Train names can be very powerful brands, and some names — such as the Orient Express and the Flying Scotsman — have been part of the European railway scene for a century or more. Named trains have inspired art. Thus the luxurious Train Bleu which ran overnight between Calais and Nice in the heyday of the Riviera inspired Sergei Diaghilev’s 1924 ballet of the same name.
And of course art and music have inspired trains. Until 1987, the daytime train from the Dutch port of Hoek van Holland to the Swiss city of Basel took its name from Das Rheingold, the first of the four operas in Richard Wagner’s Ring Cycle. No doubt images of Wagner’s Rhine maidens helped market the train, which for much of its route ran along the banks of the River Rhine. All good romantic stuff, and perhaps it helped cheer up passengers from England who found themselves riding the Rheingold through Holland’s dreary estuarial landscapes at dawn after a sleepless night on board the packet boat from Harwich to the Hook. I just hope that the train crew knew the opera well enough to remember to distribute complimentary golden apples when, a few hours later, the train cruised past the Lorelei on its journey up the Rhine gorge.

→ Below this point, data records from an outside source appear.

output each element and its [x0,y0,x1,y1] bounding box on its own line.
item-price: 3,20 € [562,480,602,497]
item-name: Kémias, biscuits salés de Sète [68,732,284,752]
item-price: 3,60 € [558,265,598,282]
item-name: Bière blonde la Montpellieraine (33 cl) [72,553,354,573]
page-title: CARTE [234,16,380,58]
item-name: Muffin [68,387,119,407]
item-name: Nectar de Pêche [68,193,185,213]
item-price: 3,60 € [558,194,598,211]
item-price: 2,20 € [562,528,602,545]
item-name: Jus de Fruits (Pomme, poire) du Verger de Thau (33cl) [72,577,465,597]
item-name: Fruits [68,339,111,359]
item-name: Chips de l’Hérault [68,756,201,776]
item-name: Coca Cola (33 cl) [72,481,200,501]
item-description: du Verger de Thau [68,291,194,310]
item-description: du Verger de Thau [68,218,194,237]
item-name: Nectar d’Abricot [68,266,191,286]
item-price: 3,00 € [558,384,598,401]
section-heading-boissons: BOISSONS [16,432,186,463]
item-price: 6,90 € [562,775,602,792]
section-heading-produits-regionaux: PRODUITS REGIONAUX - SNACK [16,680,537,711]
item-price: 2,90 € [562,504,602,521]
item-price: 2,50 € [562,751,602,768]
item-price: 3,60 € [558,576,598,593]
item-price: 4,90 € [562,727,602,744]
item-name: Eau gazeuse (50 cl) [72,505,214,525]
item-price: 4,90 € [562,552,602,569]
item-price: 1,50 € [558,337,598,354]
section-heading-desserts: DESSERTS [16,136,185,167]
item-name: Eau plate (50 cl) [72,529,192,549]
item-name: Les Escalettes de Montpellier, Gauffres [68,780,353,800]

If the train names of yesteryear were impossibly romantic, some of those I come across nowadays are prosaic in the extreme. I made a short early morning journey in the Austrian Vorarlberg region a year or two back. My EuroCity train was named after a particular brand of Tyrolean ham, which quite encouraged me to take up the vegetarian cause. Let’s face it, I could never see Diaghilev cooperating with Pablo Picasso, Jean Cocteau and Coco Chanel (as he did in Le Train Bleu) to stage a ballet named after a piece of salami. I am quite pleased to see that Handl Tyrol Speck has disappeared from the latest Austrian timetables, presumably because the eponymous company terminated the sponsorship agreement.